Holiday Travelers Reminded to Take Precautions to Prevent Zika
Contact: Ali Bay, (916) 440-7259
SACRAMENTO – California Department of Public Health (CDPH) Director and State Health Officer Dr. Karen Smith today reminded holiday travelers to protect themselves from mosquito bites when traveling to areas with known transmission of Zika virus, including Mexico.
“Pregnant women and couples considering pregnancy need to be particularly cautious because Zika virus can cause severe birth defects,” said Dr. Smith. “Pregnant women are urged to avoid travel to areas with known Zika transmission if at all possible. If travel is necessary, it is extremely important to take steps to prevent mosquito bites.”
Many areas of Mexico continue to experience transmission of the Zika virus, including states with popular tourist destinations. The states of Baja California Sur, where Cabo San Lucas is located, and Sonora, which borders Arizona, have recently reported local Zika virus transmission. While the state of Baja California bordering California has not reported local Zika virus transmission, the mosquitoes that transmit the virus are present along the border. The Centers for Disease Control and Prevention (CDC) considers any travel to Mexico to be a potential risk for Zika virus infection.
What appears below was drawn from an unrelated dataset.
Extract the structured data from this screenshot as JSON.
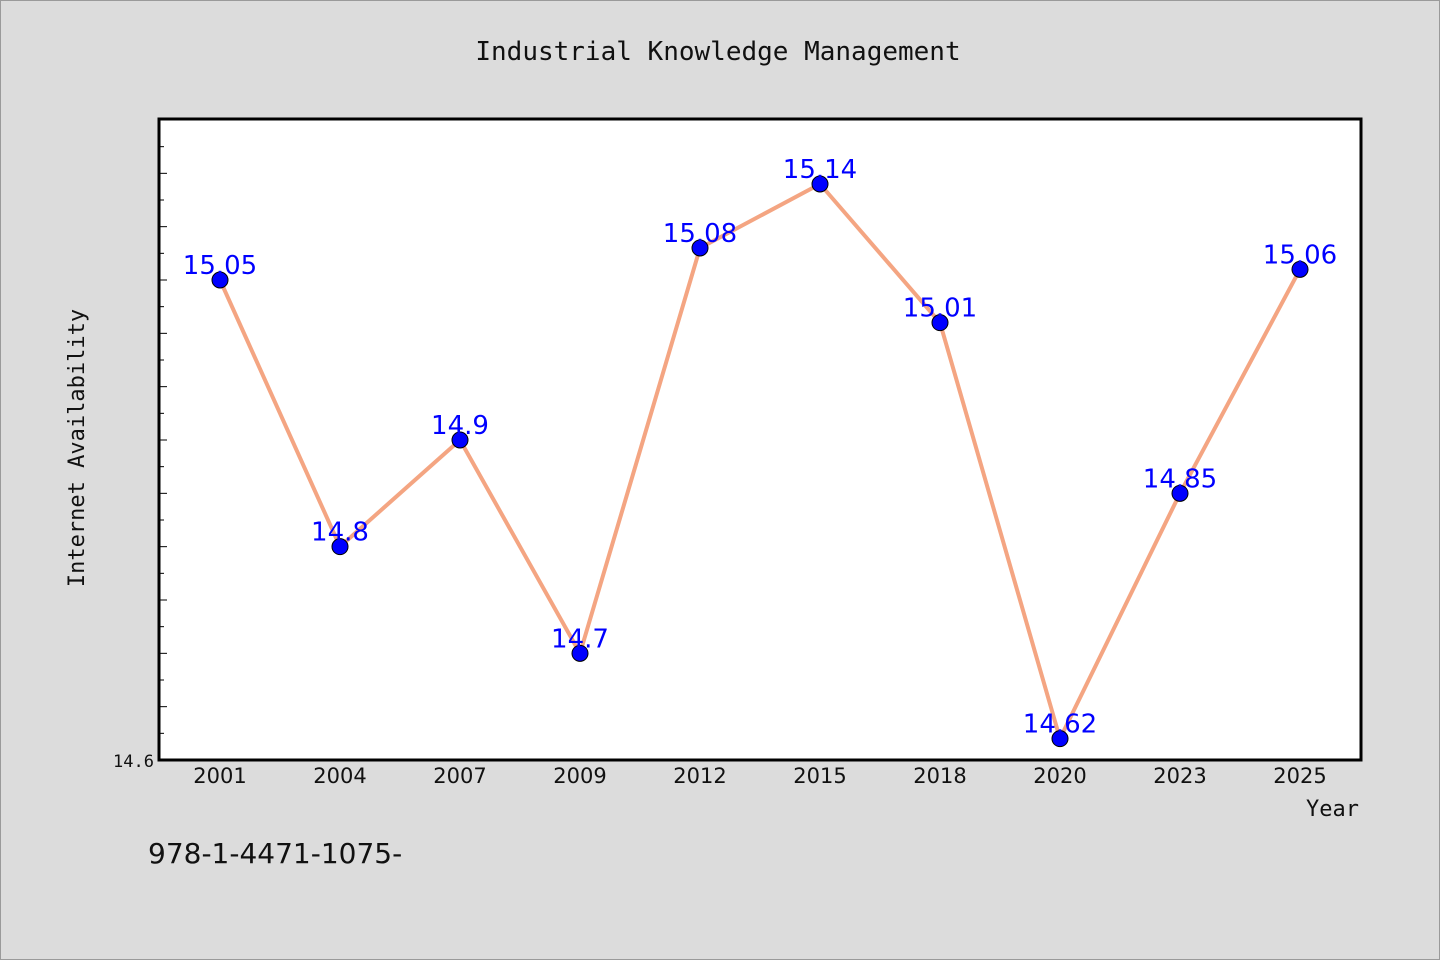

While there has been no local transmission of Zika virus in California to date, CDPH has confirmed 443 cases of travel-associated infections in the state. Florida and Texas have experienced locally transmitted cases of Zika.
Zika virus can spread through mosquito bites and can also be transmitted by both men and women during sex. Most people who are infected with Zika do not experience any symptoms, but should take precautions to avoid sexual transmission, even if they never had symptoms. All individuals, particularly women of childbearing age, should take steps to protect themselves against mosquito bites while traveling and when they return home. Sexually active people who travel to areas with Zika transmission should use condoms or other barriers to avoid getting or passing Zika during sex.
Couples planning pregnancy when either partner has been exposed to Zika virus should speak with a health care provider about a safe time to try to get pregnant. Men should wait six months to conceive after Zika exposure. Women who have been exposed should wait a minimum of eight weeks before becoming pregnant.
“The mosquitoes that can carry Zika virus and infect people live in many areas of California
,” said Dr. Smith. “If one of these mosquitoes bites an infected person, it can spread the virus by biting another person. That is why we ask people traveling to Mexico, or any other place where Zika exists, to take steps to prevent mosquito bites for three weeks after a trip, even if you don’t feel sick.”
To prevent mosquito bites, apply repellents containing U.S. Environmental Protection Agency-registered ingredients such as DEET, picaridin, oil of lemon eucalyptus or IR3535 to exposed skin and/or clothing (as directed on the product label). When used as directed, these repellents are proven safe and effective, even for pregnant and breastfeeding women. Individuals should wear long-sleeved shirts, long pants, socks and shoes when outdoors. Be sure window and door screens are in good condition to prevent mosquitoes from entering your home.
Though most people who are infected with Zika do not experience any symptoms, symptoms of infection can include fever, rash, joint pain and conjunctivitis (red eyes). The illness is usually mild with symptoms lasting for several days after being bitten by an infected mosquito. There is currently no vaccine or treatment for Zika other than rest, fluids and fever relief.